A No, although some reports would have us believe so. As one doctor said: some CPR is better than none. Speed is of the essence. Get help, but do what you can do for the victim.

Q What type of aerobic machine is best, and don't tell me the one that you'll use.
N.F, Las Vegas, NV

A A recent study of aerobic exercise machines, including rowers, steppers, treadmills, and exercise bicycles, determined that the most effective was the treadmill - in terms of energy expenditure, as measured by RPE (Rate of Perceived Exertion, a scale by which one subjectively rates exercise intensity, and has been found to be reasonably accurate in cases where some practice with using the scale is provided). There was a pretest period for the test subjects to get used to the machines, and the RPE scale. However, the test was run using young, fit subjects; therefore the conclusions may not apply to all populations (initial fitness level, age, etc.). But, the conclusion was not unexpected because treadmills are more weightbearing than the other machines.

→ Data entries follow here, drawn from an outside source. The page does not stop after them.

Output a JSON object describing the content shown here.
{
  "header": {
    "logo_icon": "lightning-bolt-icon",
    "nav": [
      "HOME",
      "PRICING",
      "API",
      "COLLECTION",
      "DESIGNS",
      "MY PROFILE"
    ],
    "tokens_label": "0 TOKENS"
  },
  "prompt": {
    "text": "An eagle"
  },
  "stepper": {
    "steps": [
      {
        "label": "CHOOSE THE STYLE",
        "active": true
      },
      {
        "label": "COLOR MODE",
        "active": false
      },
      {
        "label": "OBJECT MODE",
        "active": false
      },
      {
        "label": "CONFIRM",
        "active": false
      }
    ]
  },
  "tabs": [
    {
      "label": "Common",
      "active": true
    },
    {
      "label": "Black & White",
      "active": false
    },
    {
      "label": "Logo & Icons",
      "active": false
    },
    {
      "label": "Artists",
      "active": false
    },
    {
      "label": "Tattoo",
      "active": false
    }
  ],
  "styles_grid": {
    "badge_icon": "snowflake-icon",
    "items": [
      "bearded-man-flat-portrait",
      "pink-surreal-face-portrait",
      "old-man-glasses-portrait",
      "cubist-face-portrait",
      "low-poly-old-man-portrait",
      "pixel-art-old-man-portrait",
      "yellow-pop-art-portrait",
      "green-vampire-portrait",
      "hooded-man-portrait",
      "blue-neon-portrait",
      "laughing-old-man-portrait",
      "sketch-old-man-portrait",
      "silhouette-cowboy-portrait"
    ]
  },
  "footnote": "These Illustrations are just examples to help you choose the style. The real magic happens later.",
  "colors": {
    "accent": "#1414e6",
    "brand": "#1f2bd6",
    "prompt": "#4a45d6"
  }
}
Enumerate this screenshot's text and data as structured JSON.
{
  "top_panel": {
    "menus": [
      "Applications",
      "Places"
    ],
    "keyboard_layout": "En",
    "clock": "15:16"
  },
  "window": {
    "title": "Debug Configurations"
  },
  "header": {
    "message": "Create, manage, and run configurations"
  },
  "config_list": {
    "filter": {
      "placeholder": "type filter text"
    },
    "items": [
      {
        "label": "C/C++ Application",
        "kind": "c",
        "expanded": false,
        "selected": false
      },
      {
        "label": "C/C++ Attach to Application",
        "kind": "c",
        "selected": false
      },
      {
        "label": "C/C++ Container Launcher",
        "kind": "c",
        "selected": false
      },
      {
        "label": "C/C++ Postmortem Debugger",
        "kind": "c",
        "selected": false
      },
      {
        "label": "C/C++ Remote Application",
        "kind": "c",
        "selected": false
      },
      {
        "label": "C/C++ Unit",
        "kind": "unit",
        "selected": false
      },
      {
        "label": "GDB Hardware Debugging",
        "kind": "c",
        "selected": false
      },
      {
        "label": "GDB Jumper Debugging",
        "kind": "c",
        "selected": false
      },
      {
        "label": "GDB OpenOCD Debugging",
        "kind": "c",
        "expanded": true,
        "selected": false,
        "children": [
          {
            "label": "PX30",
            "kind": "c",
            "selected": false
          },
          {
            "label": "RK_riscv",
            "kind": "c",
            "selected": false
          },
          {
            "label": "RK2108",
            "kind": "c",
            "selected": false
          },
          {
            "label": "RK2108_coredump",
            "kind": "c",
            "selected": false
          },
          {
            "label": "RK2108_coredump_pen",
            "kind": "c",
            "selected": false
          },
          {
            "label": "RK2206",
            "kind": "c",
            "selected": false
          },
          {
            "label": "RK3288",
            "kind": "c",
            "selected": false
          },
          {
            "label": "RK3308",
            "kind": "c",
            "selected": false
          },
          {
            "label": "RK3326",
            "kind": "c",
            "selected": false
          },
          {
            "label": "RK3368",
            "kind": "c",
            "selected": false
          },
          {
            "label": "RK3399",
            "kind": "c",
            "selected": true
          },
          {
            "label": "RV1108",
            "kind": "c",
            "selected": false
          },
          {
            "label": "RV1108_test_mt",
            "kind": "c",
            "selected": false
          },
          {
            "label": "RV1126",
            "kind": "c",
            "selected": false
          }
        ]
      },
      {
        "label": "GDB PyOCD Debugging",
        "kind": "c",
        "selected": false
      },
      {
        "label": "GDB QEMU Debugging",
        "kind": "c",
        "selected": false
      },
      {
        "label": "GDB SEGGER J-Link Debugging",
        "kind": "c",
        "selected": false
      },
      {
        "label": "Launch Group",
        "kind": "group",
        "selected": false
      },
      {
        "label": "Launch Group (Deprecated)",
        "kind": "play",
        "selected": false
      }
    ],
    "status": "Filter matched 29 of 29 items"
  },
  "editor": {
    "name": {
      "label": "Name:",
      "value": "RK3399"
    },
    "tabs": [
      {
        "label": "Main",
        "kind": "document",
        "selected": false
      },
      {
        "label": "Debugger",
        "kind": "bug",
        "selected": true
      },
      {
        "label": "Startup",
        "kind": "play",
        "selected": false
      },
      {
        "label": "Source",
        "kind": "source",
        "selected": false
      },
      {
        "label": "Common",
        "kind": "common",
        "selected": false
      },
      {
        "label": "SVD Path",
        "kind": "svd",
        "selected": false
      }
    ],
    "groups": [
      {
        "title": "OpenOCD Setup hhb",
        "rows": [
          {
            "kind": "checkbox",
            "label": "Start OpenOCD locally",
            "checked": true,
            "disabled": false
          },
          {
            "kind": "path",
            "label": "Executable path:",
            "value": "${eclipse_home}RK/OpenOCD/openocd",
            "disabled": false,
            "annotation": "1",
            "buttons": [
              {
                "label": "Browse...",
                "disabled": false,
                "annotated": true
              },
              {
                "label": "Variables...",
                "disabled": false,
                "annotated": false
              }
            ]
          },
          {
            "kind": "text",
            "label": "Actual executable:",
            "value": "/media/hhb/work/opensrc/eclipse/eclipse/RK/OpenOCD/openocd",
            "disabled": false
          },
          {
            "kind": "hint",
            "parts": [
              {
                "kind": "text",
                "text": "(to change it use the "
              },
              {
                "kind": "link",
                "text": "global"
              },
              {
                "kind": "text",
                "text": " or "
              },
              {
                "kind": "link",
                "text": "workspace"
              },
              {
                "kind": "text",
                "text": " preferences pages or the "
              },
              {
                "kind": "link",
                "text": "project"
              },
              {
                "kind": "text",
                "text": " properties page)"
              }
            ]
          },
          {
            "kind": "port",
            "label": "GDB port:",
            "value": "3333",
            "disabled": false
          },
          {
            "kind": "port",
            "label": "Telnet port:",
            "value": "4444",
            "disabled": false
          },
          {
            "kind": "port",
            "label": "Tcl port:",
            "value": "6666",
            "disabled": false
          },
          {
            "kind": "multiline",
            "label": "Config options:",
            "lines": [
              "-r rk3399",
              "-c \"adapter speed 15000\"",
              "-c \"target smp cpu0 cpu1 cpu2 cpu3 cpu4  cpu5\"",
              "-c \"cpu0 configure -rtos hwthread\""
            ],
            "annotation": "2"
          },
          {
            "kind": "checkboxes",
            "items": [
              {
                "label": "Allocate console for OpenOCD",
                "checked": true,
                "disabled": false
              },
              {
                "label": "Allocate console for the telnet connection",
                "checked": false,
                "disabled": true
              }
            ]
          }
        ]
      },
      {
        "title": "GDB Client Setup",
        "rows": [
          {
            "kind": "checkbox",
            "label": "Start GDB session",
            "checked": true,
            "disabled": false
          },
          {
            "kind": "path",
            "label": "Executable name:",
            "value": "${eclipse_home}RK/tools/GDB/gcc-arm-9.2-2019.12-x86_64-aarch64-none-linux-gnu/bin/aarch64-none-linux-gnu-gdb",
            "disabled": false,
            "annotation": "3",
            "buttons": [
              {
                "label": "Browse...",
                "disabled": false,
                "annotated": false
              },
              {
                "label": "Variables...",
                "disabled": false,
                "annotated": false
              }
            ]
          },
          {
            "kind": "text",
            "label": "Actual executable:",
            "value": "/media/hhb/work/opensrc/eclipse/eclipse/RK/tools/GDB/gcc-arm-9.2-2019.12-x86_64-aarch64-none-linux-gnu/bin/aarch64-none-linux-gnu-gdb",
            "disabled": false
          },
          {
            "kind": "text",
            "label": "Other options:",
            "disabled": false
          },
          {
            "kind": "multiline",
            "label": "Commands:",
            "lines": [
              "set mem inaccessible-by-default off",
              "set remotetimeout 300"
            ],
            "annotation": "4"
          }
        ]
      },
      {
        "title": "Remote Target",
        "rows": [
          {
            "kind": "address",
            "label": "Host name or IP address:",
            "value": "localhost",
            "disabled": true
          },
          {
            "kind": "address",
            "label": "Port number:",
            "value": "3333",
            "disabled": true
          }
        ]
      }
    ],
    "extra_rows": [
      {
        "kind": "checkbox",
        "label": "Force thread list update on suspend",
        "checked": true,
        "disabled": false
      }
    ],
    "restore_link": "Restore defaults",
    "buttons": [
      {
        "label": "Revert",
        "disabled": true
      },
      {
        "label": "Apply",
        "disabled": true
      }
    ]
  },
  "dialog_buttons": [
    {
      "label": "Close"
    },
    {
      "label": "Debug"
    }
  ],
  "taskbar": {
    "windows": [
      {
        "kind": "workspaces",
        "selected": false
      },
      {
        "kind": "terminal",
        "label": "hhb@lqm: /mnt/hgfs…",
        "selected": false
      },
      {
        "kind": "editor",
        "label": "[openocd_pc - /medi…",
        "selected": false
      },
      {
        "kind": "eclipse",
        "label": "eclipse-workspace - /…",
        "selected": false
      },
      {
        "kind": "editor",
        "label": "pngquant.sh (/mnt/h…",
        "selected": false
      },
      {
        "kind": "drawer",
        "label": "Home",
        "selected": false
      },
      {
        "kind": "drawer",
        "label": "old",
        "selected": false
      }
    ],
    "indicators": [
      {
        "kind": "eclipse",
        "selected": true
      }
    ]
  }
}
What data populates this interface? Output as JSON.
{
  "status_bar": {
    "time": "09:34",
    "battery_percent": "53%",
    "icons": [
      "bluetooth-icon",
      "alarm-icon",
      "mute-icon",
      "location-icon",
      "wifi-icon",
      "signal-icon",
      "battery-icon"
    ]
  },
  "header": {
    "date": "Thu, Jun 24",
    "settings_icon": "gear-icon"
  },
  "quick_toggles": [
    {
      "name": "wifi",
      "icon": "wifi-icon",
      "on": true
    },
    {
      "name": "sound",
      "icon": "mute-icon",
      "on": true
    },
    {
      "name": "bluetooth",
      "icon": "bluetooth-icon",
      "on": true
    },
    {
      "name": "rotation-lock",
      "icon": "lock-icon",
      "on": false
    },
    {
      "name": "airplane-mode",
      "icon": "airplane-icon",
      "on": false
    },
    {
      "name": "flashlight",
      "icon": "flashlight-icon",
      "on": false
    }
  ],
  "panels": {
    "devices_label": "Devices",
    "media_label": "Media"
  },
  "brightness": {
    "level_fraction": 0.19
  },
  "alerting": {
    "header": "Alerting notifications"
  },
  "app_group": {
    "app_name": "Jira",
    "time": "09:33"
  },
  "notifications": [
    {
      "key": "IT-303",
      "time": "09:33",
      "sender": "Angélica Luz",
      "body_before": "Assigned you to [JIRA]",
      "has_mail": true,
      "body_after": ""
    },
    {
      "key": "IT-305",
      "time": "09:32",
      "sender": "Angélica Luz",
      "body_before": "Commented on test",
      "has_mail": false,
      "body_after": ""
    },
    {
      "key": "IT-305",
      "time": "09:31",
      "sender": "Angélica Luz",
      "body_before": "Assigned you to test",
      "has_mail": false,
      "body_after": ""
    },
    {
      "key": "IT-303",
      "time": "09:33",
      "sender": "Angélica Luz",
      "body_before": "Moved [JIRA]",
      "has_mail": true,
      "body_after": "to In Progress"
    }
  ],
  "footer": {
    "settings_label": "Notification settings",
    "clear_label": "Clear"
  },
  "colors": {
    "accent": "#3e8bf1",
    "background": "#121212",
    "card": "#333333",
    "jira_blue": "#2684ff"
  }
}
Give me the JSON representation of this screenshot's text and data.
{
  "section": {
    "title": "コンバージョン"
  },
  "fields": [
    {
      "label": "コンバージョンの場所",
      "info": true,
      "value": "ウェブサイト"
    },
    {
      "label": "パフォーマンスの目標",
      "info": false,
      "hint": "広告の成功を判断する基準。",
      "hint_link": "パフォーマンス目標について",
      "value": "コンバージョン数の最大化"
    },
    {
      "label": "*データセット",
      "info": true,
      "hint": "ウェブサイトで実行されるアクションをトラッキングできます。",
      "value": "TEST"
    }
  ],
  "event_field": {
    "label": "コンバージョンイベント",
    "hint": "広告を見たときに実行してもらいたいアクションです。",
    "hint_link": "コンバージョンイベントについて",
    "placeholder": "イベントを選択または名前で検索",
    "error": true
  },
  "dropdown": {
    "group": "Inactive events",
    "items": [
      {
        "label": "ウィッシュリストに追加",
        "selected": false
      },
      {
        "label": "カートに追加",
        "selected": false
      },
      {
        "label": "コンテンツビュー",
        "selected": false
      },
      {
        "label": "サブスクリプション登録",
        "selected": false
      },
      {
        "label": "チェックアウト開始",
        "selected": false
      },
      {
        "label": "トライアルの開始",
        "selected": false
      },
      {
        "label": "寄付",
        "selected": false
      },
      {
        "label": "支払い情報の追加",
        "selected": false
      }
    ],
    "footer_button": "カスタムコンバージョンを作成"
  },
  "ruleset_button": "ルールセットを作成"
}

Q What is a phospholipid? I know it is a type of fat, but what exactly is it?
D.F., Palo Alto, CA

A A phospholipid is a compound fat in the body. It is mainly synthesized in the liver from a combination of fatty acids, phosphorous, and nitrogen compounds. It is a lipid with a phosphorous unit in place of a fatty acid chain. Phospholipids are a component of all cells, and form the structural framework that enclose organelles (miniorgans) within each cell. They are also important in blood clotting, and in the structure of insulating sheaths (myelin) around nerve fibers. The best known phospholipid is lecithin, a compound of two fatty acids and the vitaminlike compound choline, which helps regulate the passage of lipids through a cell's phospholipid membrane. Highest concentrations of this substance are found around nerve cells. Lecithin is found in foods like soybeans, peanuts, calf's liver, ham, beef, egg yolk, oatmeal, wheat germ, and many prepared foods. It is thought that adequate amounts are contained in most people's diets, and that supplements are unnecessary.